Me agacho y hago contacto con el cilindro. Desde el primer momento me doy cuenta de que, aunque todavía está caliente, ya no quema. Tampoco está incrustado en el suelo. Esto sugiere que no tocó tierra a gran velocidad o, lo que es más lógico, que quizás rebotara. Si se trata de esto último, significa que ya estuvo separado del suelo por lo menos unos centímetros, así que no debería provocar un desastre si lo levanto y lo llevo a ras de suelo.

—¿Por qué te interesa tanto conservarlo? —me interroga Pelvra, al tiempo que tomo el artefacto.

—Cuando Eirén me lo entregó, me dijo que lo guardara como si fuera la vida de mi hermana —le explico mientras camino agachada—. Si algo de lo que me dijo alguna vez es cierto, entonces esta cosa la traerá de vuelta.

—¿Y qué crees que es este sitio? —continúa preguntando el excapitán.

Estamos caminando hacia el edificio de mármol. Yo, cada vez más erguida; él, cada vez más rápido.

—Me da la sensación de que es algo así como la casa de Eirén —teorizo.

—¿Crees que volaba desde aquí hasta Americia cada día para cumplir con su jornada nocturna de superhéroe?

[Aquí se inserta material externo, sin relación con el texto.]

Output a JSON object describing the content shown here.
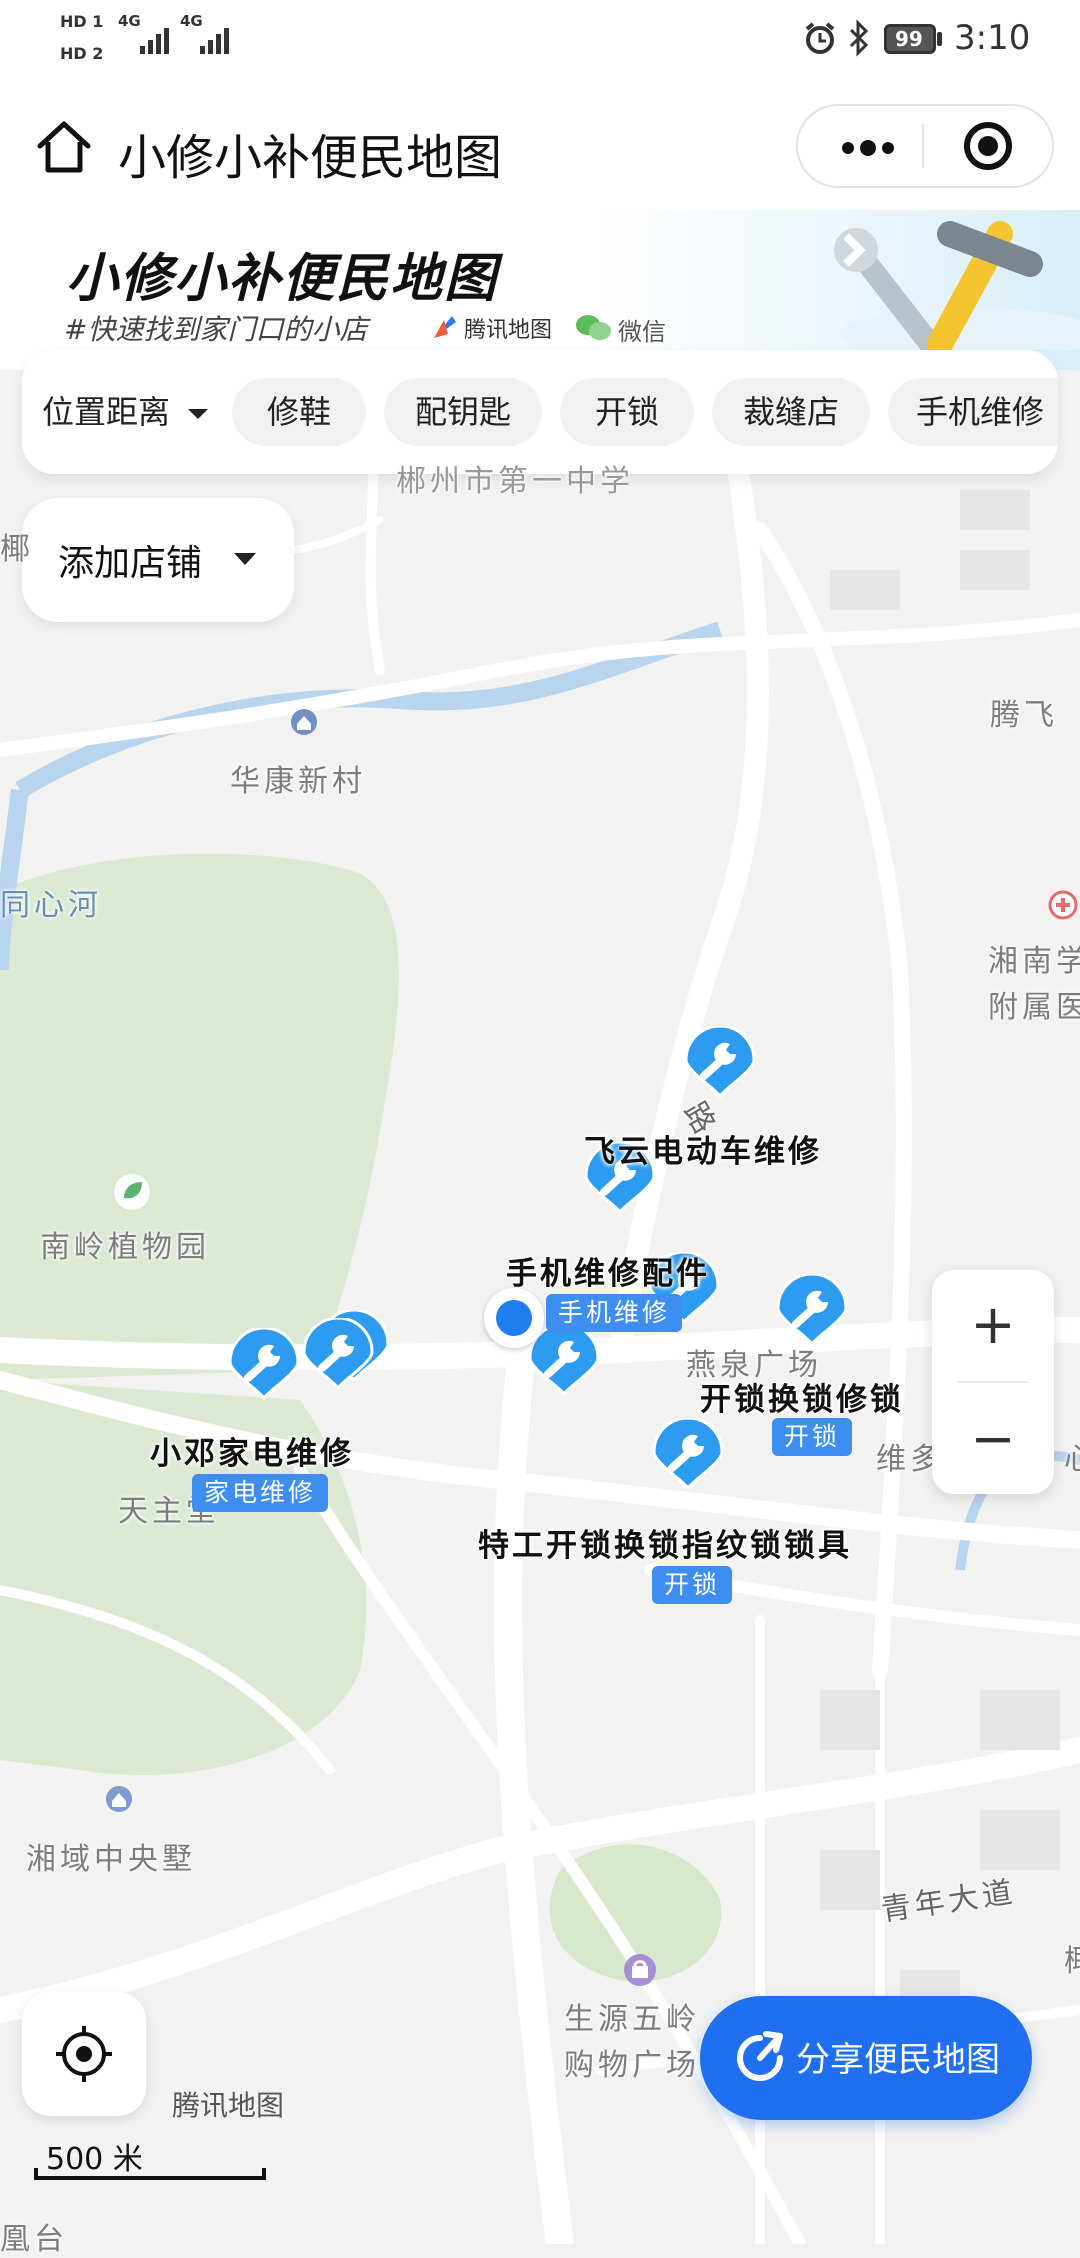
{
  "status_bar": {
    "sim1": "HD 1",
    "sim2": "HD 2",
    "network1": "4G",
    "network2": "4G",
    "battery": "99",
    "time": "3:10"
  },
  "title_bar": {
    "title": "小修小补便民地图"
  },
  "banner": {
    "title": "小修小补便民地图",
    "subtitle": "#快速找到家门口的小店",
    "partner1": "腾讯地图",
    "partner2": "微信"
  },
  "filters": {
    "distance": "位置距离",
    "chips": [
      "修鞋",
      "配钥匙",
      "开锁",
      "裁缝店",
      "手机维修"
    ]
  },
  "add_store": "添加店铺",
  "map_labels": {
    "school": "郴州市第一中学",
    "village": "华康新村",
    "river": "同心河",
    "garden": "南岭植物园",
    "tengfei": "腾飞",
    "hospital_1": "湘南学",
    "hospital_2": "附属医",
    "yanquan": "燕泉广场",
    "weiduo": "维多",
    "tianzhu": "天主堂",
    "xiangyu": "湘域中央墅",
    "qingnian": "青年大道",
    "mall_1": "生源五岭",
    "mall_2": "购物广场",
    "road": "路",
    "edge_l": "椰",
    "edge_r": "心",
    "edge_bl": "凰台",
    "edge_r2": "椰"
  },
  "shops": {
    "feiyun": "飞云电动车维修",
    "phone_parts": "手机维修配件",
    "phone_tag": "手机维修",
    "lock": "开锁换锁修锁",
    "lock_tag": "开锁",
    "xiaodeng": "小邓家电维修",
    "xiaodeng_tag": "家电维修",
    "tegong": "特工开锁换锁指纹锁锁具",
    "tegong_tag": "开锁"
  },
  "zoom": {
    "in": "+",
    "out": "−"
  },
  "map_brand": "腾讯地图",
  "scale": "500 米",
  "share_button": "分享便民地图",
  "icons": [
    "home-icon",
    "more-icon",
    "close-mini-icon",
    "dropdown-icon",
    "wrench-pin-icon",
    "locate-icon",
    "share-icon",
    "current-location-icon"
  ],
  "colors": {
    "accent": "#1f6ff0",
    "tag": "#3d8ef0",
    "pin": "#2d9cf0"
  }
}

—Lo que creo es que te estás burlando de mí —mascullo—. No lo sé. Quizás era algo así como la Fortaleza del Aislamiento de los comics de El Superhombre. —Pelvra me mira extrañado, como quien intenta descifrar las divagaciones de un borracho—. ¿No has leído nunca un comic? —Niega con la cabeza—. Pues El Superhombre es de los más famosos. Era un héroe que venía de otro planeta. Por las noches ocultaba su identidad del resto de los mortales usando una máscara. Pero, durante el día, trabajaba como repartidor de pizzas en Americia. La Fortaleza del Aislamiento era una especie de cueva apartada a la que iba para comunicarse con los de su planeta.

—¿Y nunca has pensado que el escritor de ese cómic podría ser la persona que se ocultaba tras la identidad de Eirén? Parece que hay muchas semejanzas.

Ya lo he dicho, ¿verdad? Este hombre nunca dice ninguna tontería...

—Es posible —reconozco—. Aunque dudo mucho que la verdadera identidad de Eirén fuera la de un repartidor de pizzas.

A medida que nos acercamos al edificio de mármol, su fachada se vuelve más y más imponente. No tiene ningún tipo de adorno o floritura, pero sí una superficie tan pulimentada y brillante que refleja a la perfección el esplendor de los soles, así como las ondulaciones de la majestuosa pared de agua que nos circunda. Parece imposible que haya estado sumergida bajo las gélidas aguas del mar del sur durante tanto tiempo sin sufrir desperfectos.

Cuando ya nos encontramos a unos cincuenta pasos de la parte central de su fachada frontal, de unos trescientos metros de ancho, una puerta marmórea de hoja doble comienza a abrirse para darnos la bienvenida.